Wednesday, August 13, 2003
The New York Times has their story up about the man who was arrested yesterday for trying to sell a shoulder-launched missile to undercover U.S. agents. It was a "double sting" operation, which means that both the supplier (Russia) and the buyer (U.S. Agents) were participating and at no time was the missile actually in the hands of anyone nasty. However, this seems to be more of a political ploy than an attempt to go after the folks who supply the bulk of weapons to the Al-Qaeda network of terrorists.
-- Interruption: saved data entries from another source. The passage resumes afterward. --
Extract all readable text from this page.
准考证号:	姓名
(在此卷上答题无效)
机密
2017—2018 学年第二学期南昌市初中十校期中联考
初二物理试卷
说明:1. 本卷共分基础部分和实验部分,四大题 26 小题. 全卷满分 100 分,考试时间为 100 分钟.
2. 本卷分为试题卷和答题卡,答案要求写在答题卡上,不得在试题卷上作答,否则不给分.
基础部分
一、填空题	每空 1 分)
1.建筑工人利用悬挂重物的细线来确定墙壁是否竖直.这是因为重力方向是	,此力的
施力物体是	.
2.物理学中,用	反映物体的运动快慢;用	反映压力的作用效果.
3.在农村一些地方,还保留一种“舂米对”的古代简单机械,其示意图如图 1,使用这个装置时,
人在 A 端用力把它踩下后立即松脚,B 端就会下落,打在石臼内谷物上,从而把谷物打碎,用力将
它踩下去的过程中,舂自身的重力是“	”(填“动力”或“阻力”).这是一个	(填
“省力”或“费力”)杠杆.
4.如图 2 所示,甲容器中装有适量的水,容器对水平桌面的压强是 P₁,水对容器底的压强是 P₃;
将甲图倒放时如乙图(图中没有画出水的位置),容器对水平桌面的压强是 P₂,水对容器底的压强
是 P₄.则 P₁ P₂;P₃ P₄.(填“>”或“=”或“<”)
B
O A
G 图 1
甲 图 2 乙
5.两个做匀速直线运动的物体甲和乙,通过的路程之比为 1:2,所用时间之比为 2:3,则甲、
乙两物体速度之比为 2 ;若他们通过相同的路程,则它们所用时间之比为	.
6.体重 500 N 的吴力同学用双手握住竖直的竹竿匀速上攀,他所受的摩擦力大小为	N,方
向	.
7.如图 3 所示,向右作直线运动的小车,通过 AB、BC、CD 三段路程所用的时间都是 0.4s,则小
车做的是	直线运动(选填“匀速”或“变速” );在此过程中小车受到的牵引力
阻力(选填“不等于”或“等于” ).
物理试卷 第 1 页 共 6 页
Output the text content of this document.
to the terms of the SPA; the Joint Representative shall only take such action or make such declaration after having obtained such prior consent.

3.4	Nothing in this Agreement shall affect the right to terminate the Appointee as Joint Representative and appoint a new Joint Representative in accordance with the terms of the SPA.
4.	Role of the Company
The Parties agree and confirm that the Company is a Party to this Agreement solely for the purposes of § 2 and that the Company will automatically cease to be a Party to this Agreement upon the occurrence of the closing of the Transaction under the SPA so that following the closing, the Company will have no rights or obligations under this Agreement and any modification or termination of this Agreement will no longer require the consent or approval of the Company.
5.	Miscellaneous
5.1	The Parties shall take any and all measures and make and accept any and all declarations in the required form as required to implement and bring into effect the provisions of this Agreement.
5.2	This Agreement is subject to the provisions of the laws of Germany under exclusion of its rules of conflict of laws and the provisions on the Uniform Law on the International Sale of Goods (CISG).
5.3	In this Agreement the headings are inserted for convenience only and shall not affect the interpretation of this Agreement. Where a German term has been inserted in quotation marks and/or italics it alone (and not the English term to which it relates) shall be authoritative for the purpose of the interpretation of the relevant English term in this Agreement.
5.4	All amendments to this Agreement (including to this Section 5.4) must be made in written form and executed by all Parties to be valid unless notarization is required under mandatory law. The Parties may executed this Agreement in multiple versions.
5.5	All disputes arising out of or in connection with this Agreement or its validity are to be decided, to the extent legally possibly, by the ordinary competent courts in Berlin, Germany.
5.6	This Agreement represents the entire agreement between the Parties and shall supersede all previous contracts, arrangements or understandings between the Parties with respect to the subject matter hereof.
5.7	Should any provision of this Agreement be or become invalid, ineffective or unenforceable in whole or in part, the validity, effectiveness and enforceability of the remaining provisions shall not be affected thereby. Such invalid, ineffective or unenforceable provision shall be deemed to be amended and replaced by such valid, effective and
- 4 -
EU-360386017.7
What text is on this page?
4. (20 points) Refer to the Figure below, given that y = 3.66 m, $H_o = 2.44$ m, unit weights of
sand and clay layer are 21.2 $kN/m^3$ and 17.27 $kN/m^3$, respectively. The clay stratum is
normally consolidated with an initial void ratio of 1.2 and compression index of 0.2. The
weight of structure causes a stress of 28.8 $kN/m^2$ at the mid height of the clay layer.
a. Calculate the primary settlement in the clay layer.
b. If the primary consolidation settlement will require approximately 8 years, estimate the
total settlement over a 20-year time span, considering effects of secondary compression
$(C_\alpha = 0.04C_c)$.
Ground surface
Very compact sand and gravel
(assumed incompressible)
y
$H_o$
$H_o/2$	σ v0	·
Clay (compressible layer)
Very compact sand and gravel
First off, note the timing of the sting:
'The arrest followed a series of urgent warnings from Bush administration officials that terrorists might use portable missiles against commercial aircraft.'
Second, the NYT tells us that this man isn't a big player on the international arms market:
'The officials said the arrested man was not a well-known arms trader, but had told associates in the New York area in the last year that he could obtain arms, including shoulder-fired missiles, from military stocks in countries like Russia'
Which begs the question -- why aren't we taking out the big fish?:
'Intelligence agencies say Al Qaeda already has dozens of missiles, many of them American-made Stingers left over from the war in Afghanistan in the 1980's when the United States supplied them to Afghan guerrillas seeking to oust Soviet troops from their country.'
Not only does Al-Qaeda have all the weapons it needs, but it got them from the U.S. via the big fish in the international arms trade market (cough - Iran-Contra - cough).